The FCC is using 5G to justify the slowdown
5G isn’t available for smartphones in the US, but at least there’s a real 5G specification for the industry to follow. Despite its “5G E” misdirection, AT&T has deployed standards-based 5G in parts of 12 cities and is offering a 5G cell park. Verizon today tell it is rolling out 5G to more than 30 cities this year, but Verizon’s announcement did not say when the company is transitioning from its own 5G technology to the global standard or when 5G phones will be available.
The Federal Communications Commission has taken advantage of the 5G hype to justify regulatory reforms. FCC Chairman Ajit Pai in September 2018 led a vote to prevent city and state governments from charging wireless carriers about $2 billion in costs related to the deployment of wireless equipment such as small cells.

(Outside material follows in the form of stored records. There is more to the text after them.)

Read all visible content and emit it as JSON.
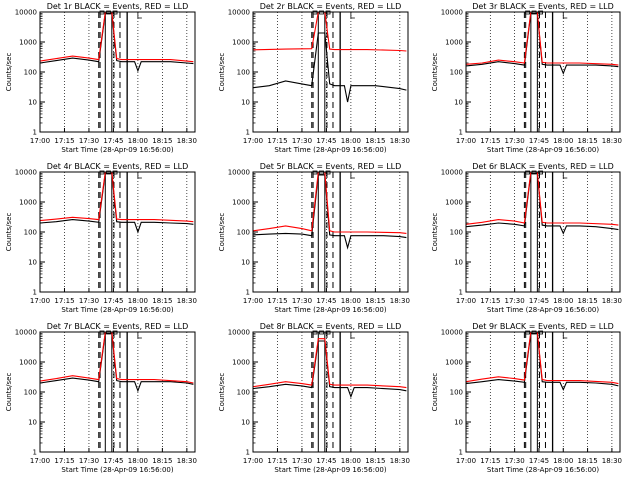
{
  "chart_data": [
    {
      "type": "line",
      "title": "Det 1r BLACK = Events, RED = LLD",
      "xlabel": "Start Time (28-Apr-09 16:56:00)",
      "ylabel": "Counts/sec",
      "ylog": true,
      "ylim": [
        1,
        10000
      ],
      "xlim": [
        "17:00",
        "18:35"
      ],
      "x_ticks": [
        "17:00",
        "17:15",
        "17:30",
        "17:45",
        "18:00",
        "18:15",
        "18:30"
      ],
      "y_ticks": [
        "1",
        "10",
        "100",
        "1000",
        "10000"
      ],
      "series": [
        {
          "color": "#000000",
          "x": [
            "17:00",
            "17:10",
            "17:20",
            "17:30",
            "17:36",
            "17:40",
            "17:44",
            "17:47",
            "17:50",
            "17:58",
            "18:00",
            "18:02",
            "18:10",
            "18:20",
            "18:30",
            "18:34"
          ],
          "values": [
            200,
            240,
            290,
            250,
            220,
            9000,
            9000,
            240,
            220,
            220,
            110,
            220,
            220,
            220,
            200,
            190
          ]
        },
        {
          "color": "#ff0000",
          "x": [
            "17:00",
            "17:10",
            "17:20",
            "17:30",
            "17:36",
            "17:40",
            "17:44",
            "17:47",
            "17:50",
            "18:00",
            "18:10",
            "18:20",
            "18:30",
            "18:34"
          ],
          "values": [
            230,
            280,
            340,
            290,
            260,
            10000,
            10000,
            280,
            260,
            260,
            260,
            260,
            230,
            220
          ]
        }
      ]
    },
    {
      "type": "line",
      "title": "Det 2r BLACK = Events, RED = LLD",
      "xlabel": "Start Time (28-Apr-09 16:56:00)",
      "ylabel": "Counts/sec",
      "ylog": true,
      "ylim": [
        1,
        10000
      ],
      "xlim": [
        "17:00",
        "18:35"
      ],
      "x_ticks": [
        "17:00",
        "17:15",
        "17:30",
        "17:45",
        "18:00",
        "18:15",
        "18:30"
      ],
      "y_ticks": [
        "1",
        "10",
        "100",
        "1000",
        "10000"
      ],
      "series": [
        {
          "color": "#000000",
          "x": [
            "17:00",
            "17:10",
            "17:20",
            "17:30",
            "17:36",
            "17:40",
            "17:44",
            "17:47",
            "17:50",
            "17:56",
            "17:58",
            "18:00",
            "18:05",
            "18:15",
            "18:30",
            "18:34"
          ],
          "values": [
            30,
            35,
            50,
            40,
            35,
            2000,
            2000,
            40,
            35,
            35,
            10,
            35,
            35,
            35,
            28,
            25
          ]
        },
        {
          "color": "#ff0000",
          "x": [
            "17:00",
            "17:20",
            "17:36",
            "17:40",
            "17:44",
            "17:47",
            "17:50",
            "18:10",
            "18:30",
            "18:34"
          ],
          "values": [
            550,
            580,
            600,
            10000,
            10000,
            580,
            560,
            560,
            520,
            500
          ]
        }
      ]
    },
    {
      "type": "line",
      "title": "Det 3r BLACK = Events, RED = LLD",
      "xlabel": "Start Time (28-Apr-09 16:56:00)",
      "ylabel": "Counts/sec",
      "ylog": true,
      "ylim": [
        1,
        10000
      ],
      "xlim": [
        "17:00",
        "18:35"
      ],
      "x_ticks": [
        "17:00",
        "17:15",
        "17:30",
        "17:45",
        "18:00",
        "18:15",
        "18:30"
      ],
      "y_ticks": [
        "1",
        "10",
        "100",
        "1000",
        "10000"
      ],
      "series": [
        {
          "color": "#000000",
          "x": [
            "17:00",
            "17:10",
            "17:20",
            "17:30",
            "17:36",
            "17:40",
            "17:44",
            "17:47",
            "17:50",
            "17:58",
            "18:00",
            "18:02",
            "18:10",
            "18:20",
            "18:30",
            "18:34"
          ],
          "values": [
            160,
            180,
            220,
            190,
            170,
            9000,
            9000,
            180,
            170,
            170,
            90,
            170,
            170,
            170,
            160,
            150
          ]
        },
        {
          "color": "#ff0000",
          "x": [
            "17:00",
            "17:10",
            "17:20",
            "17:30",
            "17:36",
            "17:40",
            "17:44",
            "17:47",
            "17:50",
            "18:10",
            "18:30",
            "18:34"
          ],
          "values": [
            180,
            200,
            250,
            220,
            200,
            10000,
            10000,
            210,
            200,
            200,
            180,
            170
          ]
        }
      ]
    },
    {
      "type": "line",
      "title": "Det 4r BLACK = Events, RED = LLD",
      "xlabel": "Start Time (28-Apr-09 16:56:00)",
      "ylabel": "Counts/sec",
      "ylog": true,
      "ylim": [
        1,
        10000
      ],
      "xlim": [
        "17:00",
        "18:35"
      ],
      "x_ticks": [
        "17:00",
        "17:15",
        "17:30",
        "17:45",
        "18:00",
        "18:15",
        "18:30"
      ],
      "y_ticks": [
        "1",
        "10",
        "100",
        "1000",
        "10000"
      ],
      "series": [
        {
          "color": "#000000",
          "x": [
            "17:00",
            "17:10",
            "17:20",
            "17:30",
            "17:36",
            "17:40",
            "17:44",
            "17:47",
            "17:50",
            "17:58",
            "18:00",
            "18:02",
            "18:10",
            "18:20",
            "18:30",
            "18:34"
          ],
          "values": [
            200,
            220,
            260,
            230,
            210,
            9000,
            9000,
            220,
            210,
            210,
            100,
            210,
            210,
            200,
            190,
            180
          ]
        },
        {
          "color": "#ff0000",
          "x": [
            "17:00",
            "17:10",
            "17:20",
            "17:30",
            "17:36",
            "17:40",
            "17:44",
            "17:47",
            "17:50",
            "18:10",
            "18:30",
            "18:34"
          ],
          "values": [
            240,
            270,
            310,
            280,
            260,
            10000,
            10000,
            270,
            260,
            260,
            230,
            220
          ]
        }
      ]
    },
    {
      "type": "line",
      "title": "Det 5r BLACK = Events, RED = LLD",
      "xlabel": "Start Time (28-Apr-09 16:56:00)",
      "ylabel": "Counts/sec",
      "ylog": true,
      "ylim": [
        1,
        10000
      ],
      "xlim": [
        "17:00",
        "18:35"
      ],
      "x_ticks": [
        "17:00",
        "17:15",
        "17:30",
        "17:45",
        "18:00",
        "18:15",
        "18:30"
      ],
      "y_ticks": [
        "1",
        "10",
        "100",
        "1000",
        "10000"
      ],
      "series": [
        {
          "color": "#000000",
          "x": [
            "17:00",
            "17:10",
            "17:20",
            "17:30",
            "17:36",
            "17:40",
            "17:44",
            "17:47",
            "17:50",
            "17:56",
            "17:58",
            "18:00",
            "18:10",
            "18:20",
            "18:30",
            "18:34"
          ],
          "values": [
            80,
            85,
            90,
            85,
            75,
            8000,
            8000,
            80,
            75,
            75,
            30,
            75,
            75,
            75,
            70,
            65
          ]
        },
        {
          "color": "#ff0000",
          "x": [
            "17:00",
            "17:10",
            "17:20",
            "17:30",
            "17:36",
            "17:40",
            "17:44",
            "17:47",
            "17:50",
            "18:10",
            "18:30",
            "18:34"
          ],
          "values": [
            110,
            130,
            160,
            130,
            110,
            10000,
            10000,
            110,
            100,
            100,
            95,
            90
          ]
        }
      ]
    },
    {
      "type": "line",
      "title": "Det 6r BLACK = Events, RED = LLD",
      "xlabel": "Start Time (28-Apr-09 16:56:00)",
      "ylabel": "Counts/sec",
      "ylog": true,
      "ylim": [
        1,
        10000
      ],
      "xlim": [
        "17:00",
        "18:35"
      ],
      "x_ticks": [
        "17:00",
        "17:15",
        "17:30",
        "17:45",
        "18:00",
        "18:15",
        "18:30"
      ],
      "y_ticks": [
        "1",
        "10",
        "100",
        "1000",
        "10000"
      ],
      "series": [
        {
          "color": "#000000",
          "x": [
            "17:00",
            "17:10",
            "17:20",
            "17:30",
            "17:36",
            "17:40",
            "17:44",
            "17:47",
            "17:50",
            "17:58",
            "18:00",
            "18:02",
            "18:10",
            "18:20",
            "18:30",
            "18:34"
          ],
          "values": [
            150,
            170,
            200,
            180,
            160,
            9000,
            9000,
            170,
            160,
            160,
            90,
            160,
            160,
            150,
            130,
            120
          ]
        },
        {
          "color": "#ff0000",
          "x": [
            "17:00",
            "17:10",
            "17:20",
            "17:30",
            "17:36",
            "17:40",
            "17:44",
            "17:47",
            "17:50",
            "18:10",
            "18:30",
            "18:34"
          ],
          "values": [
            180,
            210,
            260,
            230,
            200,
            10000,
            10000,
            210,
            200,
            200,
            180,
            170
          ]
        }
      ]
    },
    {
      "type": "line",
      "title": "Det 7r BLACK = Events, RED = LLD",
      "xlabel": "Start Time (28-Apr-09 16:56:00)",
      "ylabel": "Counts/sec",
      "ylog": true,
      "ylim": [
        1,
        10000
      ],
      "xlim": [
        "17:00",
        "18:35"
      ],
      "x_ticks": [
        "17:00",
        "17:15",
        "17:30",
        "17:45",
        "18:00",
        "18:15",
        "18:30"
      ],
      "y_ticks": [
        "1",
        "10",
        "100",
        "1000",
        "10000"
      ],
      "series": [
        {
          "color": "#000000",
          "x": [
            "17:00",
            "17:10",
            "17:20",
            "17:30",
            "17:36",
            "17:40",
            "17:44",
            "17:47",
            "17:50",
            "17:58",
            "18:00",
            "18:02",
            "18:10",
            "18:20",
            "18:30",
            "18:34"
          ],
          "values": [
            200,
            240,
            290,
            250,
            220,
            9000,
            9000,
            240,
            220,
            220,
            110,
            220,
            220,
            220,
            200,
            180
          ]
        },
        {
          "color": "#ff0000",
          "x": [
            "17:00",
            "17:10",
            "17:20",
            "17:30",
            "17:36",
            "17:40",
            "17:44",
            "17:47",
            "17:50",
            "18:10",
            "18:30",
            "18:34"
          ],
          "values": [
            230,
            280,
            350,
            290,
            260,
            10000,
            10000,
            280,
            260,
            260,
            220,
            200
          ]
        }
      ]
    },
    {
      "type": "line",
      "title": "Det 8r BLACK = Events, RED = LLD",
      "xlabel": "Start Time (28-Apr-09 16:56:00)",
      "ylabel": "Counts/sec",
      "ylog": true,
      "ylim": [
        1,
        10000
      ],
      "xlim": [
        "17:00",
        "18:35"
      ],
      "x_ticks": [
        "17:00",
        "17:15",
        "17:30",
        "17:45",
        "18:00",
        "18:15",
        "18:30"
      ],
      "y_ticks": [
        "1",
        "10",
        "100",
        "1000",
        "10000"
      ],
      "series": [
        {
          "color": "#000000",
          "x": [
            "17:00",
            "17:10",
            "17:20",
            "17:30",
            "17:36",
            "17:40",
            "17:44",
            "17:47",
            "17:50",
            "17:58",
            "18:00",
            "18:02",
            "18:10",
            "18:20",
            "18:30",
            "18:34"
          ],
          "values": [
            130,
            150,
            180,
            160,
            140,
            5000,
            5000,
            150,
            140,
            140,
            70,
            140,
            140,
            130,
            120,
            110
          ]
        },
        {
          "color": "#ff0000",
          "x": [
            "17:00",
            "17:10",
            "17:20",
            "17:30",
            "17:36",
            "17:40",
            "17:44",
            "17:47",
            "17:50",
            "18:10",
            "18:30",
            "18:34"
          ],
          "values": [
            150,
            180,
            220,
            190,
            170,
            6000,
            6000,
            180,
            170,
            170,
            150,
            140
          ]
        }
      ]
    },
    {
      "type": "line",
      "title": "Det 9r BLACK = Events, RED = LLD",
      "xlabel": "Start Time (28-Apr-09 16:56:00)",
      "ylabel": "Counts/sec",
      "ylog": true,
      "ylim": [
        1,
        10000
      ],
      "xlim": [
        "17:00",
        "18:35"
      ],
      "x_ticks": [
        "17:00",
        "17:15",
        "17:30",
        "17:45",
        "18:00",
        "18:15",
        "18:30"
      ],
      "y_ticks": [
        "1",
        "10",
        "100",
        "1000",
        "10000"
      ],
      "series": [
        {
          "color": "#000000",
          "x": [
            "17:00",
            "17:10",
            "17:20",
            "17:30",
            "17:36",
            "17:40",
            "17:44",
            "17:47",
            "17:50",
            "17:58",
            "18:00",
            "18:02",
            "18:10",
            "18:20",
            "18:30",
            "18:34"
          ],
          "values": [
            190,
            220,
            260,
            230,
            210,
            9000,
            9000,
            220,
            210,
            210,
            120,
            210,
            210,
            200,
            180,
            160
          ]
        },
        {
          "color": "#ff0000",
          "x": [
            "17:00",
            "17:10",
            "17:20",
            "17:30",
            "17:36",
            "17:40",
            "17:44",
            "17:47",
            "17:50",
            "18:10",
            "18:30",
            "18:34"
          ],
          "values": [
            220,
            270,
            320,
            280,
            250,
            10000,
            10000,
            260,
            240,
            240,
            210,
            190
          ]
        }
      ]
    }
  ]
}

The FCC order also limits the types of regulatory requirements cities and towns can impose on carrier operations.
The $2 billion, spread over 10 years, is less than 1 percent of the estimated costs of deploying 5G small cells across the US. So it’s no surprise that Verizon says the savings won’t make it faster in 5G deployment. Verizon is already moving 5G as fast as it can, the carrier said.
Despite that, Pai and fellow Republican FCC commissioners say a waiver is needed to push the US from 4G to 5G. If Trump’s tweets today have any effect, it may be to give the FCC more incentive to waive regulations under the guise of the adoption of 5G technology that it has already adopted anyway.